NEW YORK SUPREME COURT, APPELLATE DIVISION, FIRST DEPARTMENT
May 5, 2009
IN RE VINCENT Z., PETITIONER-APPELLANT,
DOMINIQUE K., RESPONDENT-RESPONDENT.
Order, Family Court, New York County (Karen I. Lupuloff, J.), entered on or about May 2, 2008, which, to the extent appealed from, granted respondent mother's objections, vacated the modified order of support dated February 13, 2008, and reinstated the prior order of support entered December 19, 2005, unanimously modified, on the law, the facts and in the exercise of discretion, the objections denied, and the modified order of February 13, 2008 reinstated, and otherwise affirmed, without costs.
Published by New York State Law Reporting Bureau pursuant to Judiciary Law § 431.
This opinion is uncorrected and subject to revision before publication in the Official Reports.
Gonzalez, P.J., Buckley, Catterson, McGuire, Renwick, JJ.

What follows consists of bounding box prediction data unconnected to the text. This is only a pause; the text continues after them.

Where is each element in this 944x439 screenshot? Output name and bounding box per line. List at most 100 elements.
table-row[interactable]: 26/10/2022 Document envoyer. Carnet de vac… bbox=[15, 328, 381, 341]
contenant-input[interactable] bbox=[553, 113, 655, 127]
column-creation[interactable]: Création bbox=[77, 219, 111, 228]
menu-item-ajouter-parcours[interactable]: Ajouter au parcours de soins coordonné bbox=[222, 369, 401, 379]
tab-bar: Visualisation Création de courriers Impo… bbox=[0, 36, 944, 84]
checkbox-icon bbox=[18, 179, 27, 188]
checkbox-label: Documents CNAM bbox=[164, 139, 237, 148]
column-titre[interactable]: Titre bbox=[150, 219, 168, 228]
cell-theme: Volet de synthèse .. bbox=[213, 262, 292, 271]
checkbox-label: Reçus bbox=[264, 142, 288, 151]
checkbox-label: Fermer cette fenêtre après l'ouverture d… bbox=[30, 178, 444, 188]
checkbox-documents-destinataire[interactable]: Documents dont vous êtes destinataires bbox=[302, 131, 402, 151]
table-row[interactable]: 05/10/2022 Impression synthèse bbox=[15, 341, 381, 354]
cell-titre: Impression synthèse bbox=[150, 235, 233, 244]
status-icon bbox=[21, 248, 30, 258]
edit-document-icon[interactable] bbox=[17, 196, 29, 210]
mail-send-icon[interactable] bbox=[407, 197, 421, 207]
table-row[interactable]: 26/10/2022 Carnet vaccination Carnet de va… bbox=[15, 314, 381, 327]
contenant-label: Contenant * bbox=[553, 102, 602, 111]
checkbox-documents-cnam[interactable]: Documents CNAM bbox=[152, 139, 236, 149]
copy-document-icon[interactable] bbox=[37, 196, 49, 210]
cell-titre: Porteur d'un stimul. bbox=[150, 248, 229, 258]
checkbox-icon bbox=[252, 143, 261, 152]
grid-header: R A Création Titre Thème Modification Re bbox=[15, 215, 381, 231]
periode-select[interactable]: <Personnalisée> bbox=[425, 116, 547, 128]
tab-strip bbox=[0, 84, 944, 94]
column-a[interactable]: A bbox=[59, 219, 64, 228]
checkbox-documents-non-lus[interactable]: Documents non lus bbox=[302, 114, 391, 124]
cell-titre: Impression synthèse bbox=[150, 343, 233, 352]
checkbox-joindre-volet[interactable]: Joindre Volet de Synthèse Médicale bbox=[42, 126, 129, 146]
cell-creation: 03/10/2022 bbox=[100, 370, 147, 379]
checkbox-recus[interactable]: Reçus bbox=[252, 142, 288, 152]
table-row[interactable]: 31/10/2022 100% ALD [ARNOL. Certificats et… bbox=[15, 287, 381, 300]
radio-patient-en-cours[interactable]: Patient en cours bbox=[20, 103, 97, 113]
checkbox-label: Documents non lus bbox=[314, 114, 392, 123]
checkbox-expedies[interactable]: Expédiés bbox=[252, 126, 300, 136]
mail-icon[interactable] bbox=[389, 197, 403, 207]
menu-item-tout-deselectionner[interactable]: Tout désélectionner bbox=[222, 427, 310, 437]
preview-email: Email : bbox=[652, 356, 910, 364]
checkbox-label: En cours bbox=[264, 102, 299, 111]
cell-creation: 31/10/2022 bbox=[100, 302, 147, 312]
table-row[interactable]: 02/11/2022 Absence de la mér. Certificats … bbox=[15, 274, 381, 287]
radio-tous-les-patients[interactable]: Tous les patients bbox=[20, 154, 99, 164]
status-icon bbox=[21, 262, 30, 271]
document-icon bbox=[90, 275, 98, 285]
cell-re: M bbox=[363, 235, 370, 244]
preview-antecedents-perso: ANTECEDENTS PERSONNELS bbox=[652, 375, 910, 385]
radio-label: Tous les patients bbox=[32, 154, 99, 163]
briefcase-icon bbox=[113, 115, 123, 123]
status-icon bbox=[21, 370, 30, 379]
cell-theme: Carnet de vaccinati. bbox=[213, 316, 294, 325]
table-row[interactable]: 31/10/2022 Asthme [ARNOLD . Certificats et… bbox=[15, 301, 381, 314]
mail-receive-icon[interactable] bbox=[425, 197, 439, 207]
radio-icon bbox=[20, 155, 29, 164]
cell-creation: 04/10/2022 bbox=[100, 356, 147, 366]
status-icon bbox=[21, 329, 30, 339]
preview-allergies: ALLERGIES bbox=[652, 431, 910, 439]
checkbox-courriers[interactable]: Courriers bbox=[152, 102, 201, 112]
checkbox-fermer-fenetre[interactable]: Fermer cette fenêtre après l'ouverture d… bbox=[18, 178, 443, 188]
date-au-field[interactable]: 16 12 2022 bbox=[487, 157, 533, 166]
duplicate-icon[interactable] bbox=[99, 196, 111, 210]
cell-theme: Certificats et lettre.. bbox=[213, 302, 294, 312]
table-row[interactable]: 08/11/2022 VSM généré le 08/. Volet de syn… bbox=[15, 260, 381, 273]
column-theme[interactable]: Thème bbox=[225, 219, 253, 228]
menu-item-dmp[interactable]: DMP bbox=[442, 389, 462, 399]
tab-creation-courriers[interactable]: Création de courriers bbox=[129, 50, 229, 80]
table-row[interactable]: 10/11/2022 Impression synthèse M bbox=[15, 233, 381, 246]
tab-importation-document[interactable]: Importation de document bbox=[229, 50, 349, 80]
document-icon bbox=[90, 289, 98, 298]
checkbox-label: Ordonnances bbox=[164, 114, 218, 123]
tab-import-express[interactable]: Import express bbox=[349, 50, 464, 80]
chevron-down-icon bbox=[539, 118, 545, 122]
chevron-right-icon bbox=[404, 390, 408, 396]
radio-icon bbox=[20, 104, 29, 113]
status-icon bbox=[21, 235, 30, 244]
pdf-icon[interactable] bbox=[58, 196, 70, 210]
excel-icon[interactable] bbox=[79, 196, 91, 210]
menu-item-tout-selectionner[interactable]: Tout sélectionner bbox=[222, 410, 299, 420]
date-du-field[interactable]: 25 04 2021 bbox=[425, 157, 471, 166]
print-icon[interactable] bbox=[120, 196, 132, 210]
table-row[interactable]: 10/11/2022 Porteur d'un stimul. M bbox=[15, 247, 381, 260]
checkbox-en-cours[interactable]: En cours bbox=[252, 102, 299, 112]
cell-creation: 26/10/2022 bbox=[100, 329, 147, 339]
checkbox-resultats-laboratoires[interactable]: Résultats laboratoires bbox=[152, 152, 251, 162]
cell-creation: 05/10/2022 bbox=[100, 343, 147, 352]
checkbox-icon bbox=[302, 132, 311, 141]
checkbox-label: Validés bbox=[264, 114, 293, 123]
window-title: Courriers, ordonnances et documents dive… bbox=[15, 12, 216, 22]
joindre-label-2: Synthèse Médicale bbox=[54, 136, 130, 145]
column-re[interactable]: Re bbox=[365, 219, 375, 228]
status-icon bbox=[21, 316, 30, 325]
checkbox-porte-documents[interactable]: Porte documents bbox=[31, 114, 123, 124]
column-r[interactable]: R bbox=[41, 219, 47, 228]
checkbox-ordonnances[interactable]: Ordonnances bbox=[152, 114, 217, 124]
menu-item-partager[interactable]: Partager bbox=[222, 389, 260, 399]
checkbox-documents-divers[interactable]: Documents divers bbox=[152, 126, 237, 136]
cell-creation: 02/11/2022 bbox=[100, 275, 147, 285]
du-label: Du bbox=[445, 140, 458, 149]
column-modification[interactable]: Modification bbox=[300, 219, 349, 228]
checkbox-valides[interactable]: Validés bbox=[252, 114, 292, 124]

Parties may agree to dispense with the "unanticipated or unreasonable change in circumstances" standard for modifying a support obligation (see Colyer v Colyer, 309 AD2d 9, 15-16 ). Here, the record of the open court proceedings regarding the proposed stipulation of settlement indicates that the parties and the support magistrate intended to give the court broad power to modify the parties' child support obligations once respondent obtained full-time employment as a physician. Accordingly, the court improperly granted her objections to the modified order of support and reinstated the prior order on the ground that petitioner father had failed to establish that the stipulation was unfair when entered into, or that respondent's increased earnings were unanticipated and unreasonable (see generally Corniello v Gavalas, 264 AD2d 418 ).
Petitioner did not raise this issue before the Family Court, but it was raised before the Support Magistrate and we consider it in the interest of justice. As the Support Magistrate found, respondent's fivefold increase in earnings constituted a substantial change in circumstances warranting a downward modification of petitioner's child support obligations (see generally Matter of Freedman v Horike, 29 AD3d 1093, 1094 ).
Petitioner is not, however, entitled to a credit against future child support payments for overpayments he has made by virtue of complying with the Family Court's order (see Matter of Maksimyadis v Maksimyadis, 275 AD2d 459, 461 ).
THIS CONSTITUTES THE DECISION AND ORDER OF THE SUPREME COURT, APPELLATE DIVISION, FIRST DEPARTMENT.